I would do almost an inverse of what Jasper provided... Start your query with your criteria to explicitly limit the few items that MAY qualify instead of getting all items and running a sub-select on each entry. Could pose as a larger performance hit... could be wrong, but here's my offering..
select
i2.*
from
( SELECT i.id
FROM items i
WHERE
i.issue_date > 2011
AND i.listed = 1
AND i.state_id = 5
GROUP BY
i.id
HAVING
AVG( i.price) <= 500 ) PreQualify
JOIN items i2
on PreQualify.id = i2.id
AND i2.issue_date > 2011
AND i2.listed = 1
AND i2.state_id = 5
order by
i2.price desc
limit
25
Not sure of the order by, especially if you wanted grouping by item... In addition, I would ensure an index on (state_id, Listed, id, issue_date)
CLARIFICATION per comments
I think I AM correct on it. Don't confuse "HAVING" clause with "WHERE". WHERE says DO or DONT include based on certain conditions. HAVING means after all the where clauses and grouping is done, the result set will "POTENTIALLY" accept the answer. THEN the HAVING is checked, and if IT STILL qualifies, includes in the result set, otherwise throws it out. Try the following from the INNER query alone... Do once WITHOUT the HAVING clause, then again WITH the HAVING clause...

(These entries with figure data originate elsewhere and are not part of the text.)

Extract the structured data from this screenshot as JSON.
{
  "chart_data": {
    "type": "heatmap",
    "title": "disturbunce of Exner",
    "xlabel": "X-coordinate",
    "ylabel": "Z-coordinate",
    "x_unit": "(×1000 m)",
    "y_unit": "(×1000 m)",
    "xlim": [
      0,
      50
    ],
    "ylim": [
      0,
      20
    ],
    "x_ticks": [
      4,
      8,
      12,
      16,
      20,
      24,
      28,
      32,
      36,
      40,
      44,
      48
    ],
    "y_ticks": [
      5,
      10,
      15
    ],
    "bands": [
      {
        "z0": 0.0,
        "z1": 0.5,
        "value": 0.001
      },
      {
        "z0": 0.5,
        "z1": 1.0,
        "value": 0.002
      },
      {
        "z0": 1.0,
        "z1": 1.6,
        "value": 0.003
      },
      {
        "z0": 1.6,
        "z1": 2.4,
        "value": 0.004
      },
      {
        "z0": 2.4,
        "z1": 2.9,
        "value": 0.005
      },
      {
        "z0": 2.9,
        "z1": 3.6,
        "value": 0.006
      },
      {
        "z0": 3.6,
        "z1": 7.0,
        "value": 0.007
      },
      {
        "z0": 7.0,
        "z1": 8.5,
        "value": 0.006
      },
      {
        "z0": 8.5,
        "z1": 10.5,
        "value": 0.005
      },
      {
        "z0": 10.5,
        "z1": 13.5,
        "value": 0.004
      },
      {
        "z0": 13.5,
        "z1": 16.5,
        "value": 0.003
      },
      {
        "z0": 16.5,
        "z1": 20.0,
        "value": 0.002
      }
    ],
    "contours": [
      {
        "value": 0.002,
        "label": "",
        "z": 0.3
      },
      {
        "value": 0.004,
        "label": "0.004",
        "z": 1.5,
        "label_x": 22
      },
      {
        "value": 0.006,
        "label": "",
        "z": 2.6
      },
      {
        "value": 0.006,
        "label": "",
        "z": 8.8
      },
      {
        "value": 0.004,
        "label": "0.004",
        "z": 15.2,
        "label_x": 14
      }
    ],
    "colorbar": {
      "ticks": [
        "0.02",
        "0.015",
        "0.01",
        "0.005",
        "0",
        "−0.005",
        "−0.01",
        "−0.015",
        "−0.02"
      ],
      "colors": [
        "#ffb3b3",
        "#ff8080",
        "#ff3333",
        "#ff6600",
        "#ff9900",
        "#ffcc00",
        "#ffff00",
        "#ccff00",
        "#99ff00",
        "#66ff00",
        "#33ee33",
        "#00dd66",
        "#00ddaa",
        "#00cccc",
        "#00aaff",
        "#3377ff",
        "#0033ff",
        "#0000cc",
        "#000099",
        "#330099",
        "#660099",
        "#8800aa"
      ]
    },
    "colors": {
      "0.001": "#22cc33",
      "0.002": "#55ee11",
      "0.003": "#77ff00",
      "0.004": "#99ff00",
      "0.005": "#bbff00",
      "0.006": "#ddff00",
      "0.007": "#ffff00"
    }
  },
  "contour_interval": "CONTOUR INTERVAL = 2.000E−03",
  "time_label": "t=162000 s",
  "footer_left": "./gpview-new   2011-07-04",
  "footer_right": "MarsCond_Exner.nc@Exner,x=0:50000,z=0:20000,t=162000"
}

SELECT i.id, avg( i.price )
FROM items i
WHERE i.issue_date > 2011
AND i.listed = 1
AND i.state_id = 5
GROUP BY
i.id
HAVING
AVG( i.price) <= 500
As you get more into writing queries, try the parts individually to see what you are getting vs what you are thinking... You'll find how / why certain things work. In addition, you are now talking in your updated question about getting multiple IDs and prices at apparent low and high range... yet you are also applying a limit. If you had 20 items, and each had 10 qualifying records, your limit of 25 would show all of the first item and 5 into the second... which is NOT what I think you want... you may want 25 of each qualified "id". That would wrap this query into yet another level...
What MySQL does makes perfectly sense. What you want to do does not make sense:
if you have let's say 4 items, each with price of 5 and you put HAVING AVERAGE <= 7 what you say is that the query should return ALL the permutations, like:
{1} - since item with id 1, can be a group by itself
{1,2}
{1,3}
{1,4}
{1,2,3}
{1,2,4}
...
and so on?
Your algorithm of computing the average in ruby is also not valid, if you have items with values 5, 1, 7, 10 - and seek for an average value of less than 7, element with value 10 can be returned just in a group with element of value 1. But, by your algorithm (if I understood correctly), element with value 1 is returned in the first group.
Update
What you want is something like the Knapsack problem and your approach is using some kind of Greedy Algorithm to solve it. I don't think there are straight, easy and correct ways to implement that in SQL.
After a google search, I found this article which tries to solve the knapsack problem with AI written in SQL.
By considering your item price as a weight, having the number of items and the desired average, you could compute the maximum value that can be entered in the 'knapsack' by multiplying desired_cost with number_of_items
I'm not entirely sure from your question, but I think this is a solution to your problem:
SELECT * FROM items
WHERE (some "conditions", e.g. issue_date > 2011 and listed=1)
AND state_id = 5
AND id IN (SELECT id
FROM items
GROUP BY id
HAVING AVG(price) <= 500)
ORDER BY price DESC
LIMIT 25
note: This is off the top of my head and I haven't done complex SQL in a while, so it might be wrong. I think this or something like it should work, though.